Signed: Utagawa Sadamasu ga
Publisher: Wataya Kihei
(Marks 579 - seal 12-053)

Related links: Museum of Fine Arts, Boston - the entire composition;

Physical description:

Sakanoue no Tamuramaro (758-911): The historical figure

"Military leader of the early part of the Heian period (794-1185). The Sakanoue family had been hereditary court generals from the 7th century. Tamuromaro's father, Karitamaro (728-786), had helped to suppress the rebellions of Tachibana no Naramaro (757...) and Fujiwara no Nakamaro (764), and Tamuramaro followed him in service in the court. In 791 he was commissioned by Emperor Kammu to lead an expedition against the aboriginal Ezo people of northeastern Honshū, and he subsequently served as governor and military commander of that region. In 797 he was named 'barbarian-subduing generalissimo' (sei tai shōgun...), and in 801-802 he again campaigned in the north, establishing fortresses at Izawa... and Shiwa (both in what is now Iwate Prefecture) and effectively subjugating the Ezo. In 810 he helped to suppress and attempt to restore the retired emperor Heizei (774-824; r. 806-809) to the throne... Throughout his career, Tamuramaro was rewarded for his services with high civil as well as military posts; and in the year of his death he was appointed both great counselor (dainagon) and minister of war (hyōbukyō). In later ages he was revered by military men as a model commander and as the first recipient of the title shōgun, the highest rank in which a warrior could aspire. Tamuramaro is traditionally said to have sponsored the construction of the temple Kiyomizudera in Kyōto."

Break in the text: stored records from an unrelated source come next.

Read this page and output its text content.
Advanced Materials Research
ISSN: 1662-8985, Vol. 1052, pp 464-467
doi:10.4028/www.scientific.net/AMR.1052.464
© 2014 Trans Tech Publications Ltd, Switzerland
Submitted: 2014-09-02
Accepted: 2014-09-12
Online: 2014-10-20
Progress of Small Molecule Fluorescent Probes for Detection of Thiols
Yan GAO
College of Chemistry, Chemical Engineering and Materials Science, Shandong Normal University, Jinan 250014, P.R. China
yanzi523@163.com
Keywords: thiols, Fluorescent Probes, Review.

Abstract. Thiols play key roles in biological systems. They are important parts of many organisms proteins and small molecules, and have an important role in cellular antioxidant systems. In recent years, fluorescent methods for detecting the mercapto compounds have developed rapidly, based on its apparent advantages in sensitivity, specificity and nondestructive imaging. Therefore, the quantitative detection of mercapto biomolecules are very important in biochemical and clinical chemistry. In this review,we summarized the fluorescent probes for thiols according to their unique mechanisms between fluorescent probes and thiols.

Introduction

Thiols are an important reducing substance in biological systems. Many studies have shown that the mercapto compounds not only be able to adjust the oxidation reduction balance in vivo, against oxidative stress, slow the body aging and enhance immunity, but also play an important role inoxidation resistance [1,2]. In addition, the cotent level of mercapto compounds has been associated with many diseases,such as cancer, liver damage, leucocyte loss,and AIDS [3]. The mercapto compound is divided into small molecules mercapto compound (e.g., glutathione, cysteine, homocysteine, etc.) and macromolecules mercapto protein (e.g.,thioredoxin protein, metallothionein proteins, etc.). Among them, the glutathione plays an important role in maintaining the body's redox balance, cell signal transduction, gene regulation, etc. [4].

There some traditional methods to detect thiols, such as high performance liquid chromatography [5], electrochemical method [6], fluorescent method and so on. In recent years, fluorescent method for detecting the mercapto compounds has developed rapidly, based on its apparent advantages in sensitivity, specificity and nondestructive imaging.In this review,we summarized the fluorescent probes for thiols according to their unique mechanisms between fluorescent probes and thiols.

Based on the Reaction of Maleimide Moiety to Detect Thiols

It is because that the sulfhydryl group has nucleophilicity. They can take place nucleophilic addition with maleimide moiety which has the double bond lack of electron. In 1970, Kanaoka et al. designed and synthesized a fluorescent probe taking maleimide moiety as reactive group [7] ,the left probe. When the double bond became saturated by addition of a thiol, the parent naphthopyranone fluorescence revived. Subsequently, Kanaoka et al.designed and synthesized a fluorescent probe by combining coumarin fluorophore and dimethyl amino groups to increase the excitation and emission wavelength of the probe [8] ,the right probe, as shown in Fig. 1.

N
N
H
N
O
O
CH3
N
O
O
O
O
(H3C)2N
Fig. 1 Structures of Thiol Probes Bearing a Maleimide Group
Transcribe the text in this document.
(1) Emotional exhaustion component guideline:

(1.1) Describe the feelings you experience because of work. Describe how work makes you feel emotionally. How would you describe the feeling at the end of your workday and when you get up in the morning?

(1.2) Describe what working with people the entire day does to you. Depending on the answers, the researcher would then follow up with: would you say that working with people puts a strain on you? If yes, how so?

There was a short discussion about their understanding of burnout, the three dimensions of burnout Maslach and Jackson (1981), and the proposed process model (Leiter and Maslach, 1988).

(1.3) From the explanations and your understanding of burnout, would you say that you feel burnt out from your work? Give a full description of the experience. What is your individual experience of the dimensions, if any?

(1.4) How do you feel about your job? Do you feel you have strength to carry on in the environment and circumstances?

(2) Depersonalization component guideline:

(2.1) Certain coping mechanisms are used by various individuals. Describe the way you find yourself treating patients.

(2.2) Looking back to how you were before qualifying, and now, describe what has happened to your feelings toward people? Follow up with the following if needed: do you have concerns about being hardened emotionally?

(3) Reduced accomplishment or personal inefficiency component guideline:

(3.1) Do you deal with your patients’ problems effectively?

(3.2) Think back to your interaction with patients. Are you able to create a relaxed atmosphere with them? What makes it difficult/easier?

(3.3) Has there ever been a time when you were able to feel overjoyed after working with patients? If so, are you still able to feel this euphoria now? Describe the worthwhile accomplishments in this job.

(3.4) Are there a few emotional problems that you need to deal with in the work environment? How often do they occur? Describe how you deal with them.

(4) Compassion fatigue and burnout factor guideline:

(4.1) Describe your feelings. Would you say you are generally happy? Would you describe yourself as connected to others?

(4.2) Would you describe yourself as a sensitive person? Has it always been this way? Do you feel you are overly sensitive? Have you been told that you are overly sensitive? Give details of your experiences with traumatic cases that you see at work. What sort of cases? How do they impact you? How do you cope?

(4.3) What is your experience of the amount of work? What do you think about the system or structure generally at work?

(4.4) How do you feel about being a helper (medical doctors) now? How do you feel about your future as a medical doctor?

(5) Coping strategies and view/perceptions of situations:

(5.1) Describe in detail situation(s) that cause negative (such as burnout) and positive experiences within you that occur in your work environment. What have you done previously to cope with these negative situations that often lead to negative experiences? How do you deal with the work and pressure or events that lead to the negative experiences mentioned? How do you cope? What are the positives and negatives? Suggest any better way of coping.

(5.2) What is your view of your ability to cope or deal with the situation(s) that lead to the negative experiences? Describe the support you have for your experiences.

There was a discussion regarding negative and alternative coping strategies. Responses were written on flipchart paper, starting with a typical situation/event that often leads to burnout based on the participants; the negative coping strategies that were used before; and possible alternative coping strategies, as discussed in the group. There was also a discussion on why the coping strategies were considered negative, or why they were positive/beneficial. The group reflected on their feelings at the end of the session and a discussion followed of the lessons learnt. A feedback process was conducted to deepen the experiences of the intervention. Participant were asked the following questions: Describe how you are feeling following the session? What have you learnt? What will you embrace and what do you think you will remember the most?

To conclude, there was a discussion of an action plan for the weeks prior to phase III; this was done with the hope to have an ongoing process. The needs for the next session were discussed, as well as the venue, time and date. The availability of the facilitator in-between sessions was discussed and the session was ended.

Quoted from: The Kodansha Encyclopedia of Japan, vol. 6, p. 379. The entry was written by Yagi Atsuru.


There is a major nō play based around the character and ghost of Tamura. Andrew Gerstle in his Chikamatsu: Five Late Plays in a footnote says that Tamura's conquest of the Ezo territory brought a lot of new land under the control of Kyoto. "He also founded Kiyomizu Temple, claiming that it had been both the bodhisattva Kannon and the god Jishū Gongen who had ensured his success. The nō is a celebration of Kiyomizu's cherry blossoms and the power and saving grace of the deities." This was an allusion to the perfect garden in springtime. "In the second half, Tamura comes out and explains that it was the power of Buddha that won him his victories in the east in which he quelled evil demons and brought peace to the realm. The final lines praise the defeat of all enemies due to Kannon's power."


This is the far right panel of a tetraptych. Sadamasu composed two of the prints and Hokuei the other two.